Can High Blood Pressure Cause Pulsatile Tinnitus?

Pulsatile tinnitus (PT) is the perception of a rhythmic sound in the ears, often described as a whooshing or throbbing synchronized with the individual’s heartbeat. This distinct pattern naturally leads people to question its connection to systemic health conditions, particularly hypertension, or high blood pressure (HBP). Because the sound is tied to blood flow, it suggests a vascular origin that can be influenced by changes in circulatory force. This article clarifies the relationship between elevated blood pressure and this specific auditory symptom.

What Exactly Is Pulsatile Tinnitus

Pulsatile tinnitus is often described as hearing one’s own pulse or heart beating in the ear. The sound is typically a low-pitched whooshing, rushing, or thumping noise that follows the rhythm of the heart. This differentiates it from the far more common type of tinnitus, which is usually perceived as a constant, high-pitched ringing or buzzing sound not synchronized with the pulse. PT is often a form of “objective” tinnitus, meaning the sound may be audible to a healthcare provider using a specialized stethoscope. This audibility confirms the noise has a physical source: the sound of blood flowing through nearby vessels.

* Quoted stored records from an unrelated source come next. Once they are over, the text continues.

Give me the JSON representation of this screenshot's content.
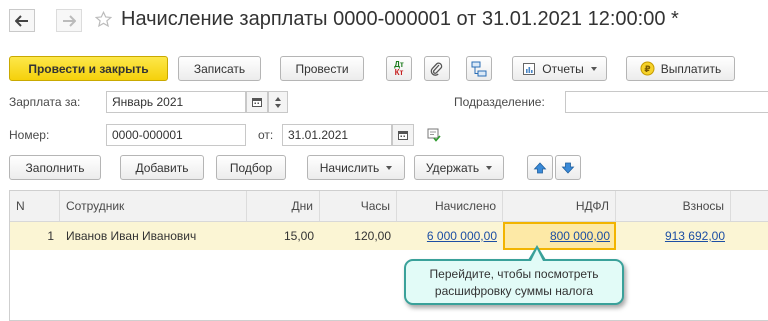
{
  "window": {
    "title": "Начисление зарплаты 0000-000001 от 31.01.2021 12:00:00 *",
    "star_icon": "star-icon"
  },
  "toolbar": {
    "post_close": "Провести и закрыть",
    "save": "Записать",
    "post": "Провести",
    "dtkt": {
      "dt": "Дт",
      "kt": "Кт"
    },
    "reports": "Отчеты",
    "pay": "Выплатить",
    "colors": {
      "primary": "#f5d10b",
      "pay_icon": "#e3b600"
    }
  },
  "form": {
    "salary_for_label": "Зарплата за:",
    "salary_for_value": "Январь 2021",
    "department_label": "Подразделение:",
    "department_value": "",
    "number_label": "Номер:",
    "number_value": "0000-000001",
    "from_label": "от:",
    "date_value": "31.01.2021"
  },
  "table_toolbar": {
    "fill": "Заполнить",
    "add": "Добавить",
    "select": "Подбор",
    "accrue": "Начислить",
    "withhold": "Удержать"
  },
  "table": {
    "headers": [
      "N",
      "Сотрудник",
      "Дни",
      "Часы",
      "Начислено",
      "НДФЛ",
      "Взносы"
    ],
    "rows": [
      {
        "n": "1",
        "employee": "Иванов Иван Иванович",
        "days": "15,00",
        "hours": "120,00",
        "accrued": "6 000 000,00",
        "ndfl": "800 000,00",
        "contributions": "913 692,00"
      }
    ],
    "highlight_color": "#f2b400"
  },
  "tooltip": {
    "line1": "Перейдите, чтобы посмотреть",
    "line2": "расшифровку суммы налога",
    "border_color": "#3aa19a",
    "background": "#e2fbf7"
  }
}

The sound originates from turbulence or changes in blood flow within the arteries and veins near the ear structures, including the large carotid artery and jugular vein. Therefore, PT is less a condition itself and more a symptom indicating an underlying vascular or structural issue that makes the sound of blood flow noticeable.

Examining the Link Between High Blood Pressure and Tinnitus

Research has established an association between high blood pressure and tinnitus, especially the pulsatile form, but hypertension is rarely the sole cause. The increased force of blood pushing against vessel walls in people with HBP contributes to more turbulent and louder blood flow. If a person already has a structural irregularity in a blood vessel near the ear, the heightened force from hypertension can intensify the noise.

HBP can also contribute to the hardening and narrowing of arteries, a process known as atherosclerosis. When plaques build up in the carotid arteries, blood is forced to rush through a restricted opening, creating a louder, more turbulent sound perceived as pulsatile tinnitus. Treating uncontrolled hypertension may reduce the volume of the pulsing sound by decreasing the overall force and turbulence of the blood flow. However, the underlying structural issue that makes the sound audible will still remain unless addressed.

Studies show that a substantial percentage of people with tinnitus also have hypertension, suggesting an exacerbating relationship between the two conditions. While high blood pressure can amplify or worsen the symptom, it is typically a secondary contributor that makes an existing vascular sound more apparent.

When High Blood Pressure Is Not the Cause

When systemic hypertension is not the primary driver, pulsatile tinnitus is often caused by localized structural or flow-related anomalies. A common cause is a narrowing of the venous drainage system in the brain, such as venous sinus stenosis, which disrupts smooth blood flow in the large veins. Other venous abnormalities, like a sigmoid sinus diverticulum, can also create a whooshing sound transmitted to the ear.

Conditions that increase the total volume or speed of blood flow throughout the body can also lead to pulsatile tinnitus. For instance, severe anemia or an overactive thyroid (hyperthyroidism) increase cardiac output, causing blood to pulse faster and louder through the vessels. In these cases, the sound is a consequence of the generalized increase in circulatory dynamics.

Another significant cause involves increased pressure around the brain, known as Idiopathic Intracranial Hypertension (IIH). This condition involves elevated fluid pressure inside the skull, which can compress veins and lead to turbulent flow, often causing pulsatile tinnitus and sometimes vision changes. Furthermore, a physical malformation, such as an Arteriovenous Malformation (AVM) or a highly vascular tumor near the ear, can generate the audible pulse. Conductive hearing loss can also make normal internal body sounds, including blood flow, more noticeable because external sounds are muffled.

Taking Action and Seeking Diagnosis

Any persistent pulsatile tinnitus warrants a medical evaluation to identify the specific underlying cause. A healthcare provider will often begin by performing a physical examination, which includes listening with a stethoscope to the neck and skull to determine if the tinnitus is objective. They will also take a thorough medical history and check for associated symptoms like headaches or vision changes.

Diagnostic steps usually involve a blood pressure check and blood tests to screen for systemic causes like anemia or hyperthyroidism. Because many causes are structural, imaging studies are frequently ordered, such as a CT Angiography (CTA) or Magnetic Resonance Angiography (MRA). These specialized scans allow doctors to visualize the blood vessels in the head and neck, helping to pinpoint the source of the turbulent flow. Identifying the precise origin is necessary because successful treatment depends entirely on addressing the specific condition causing the noise.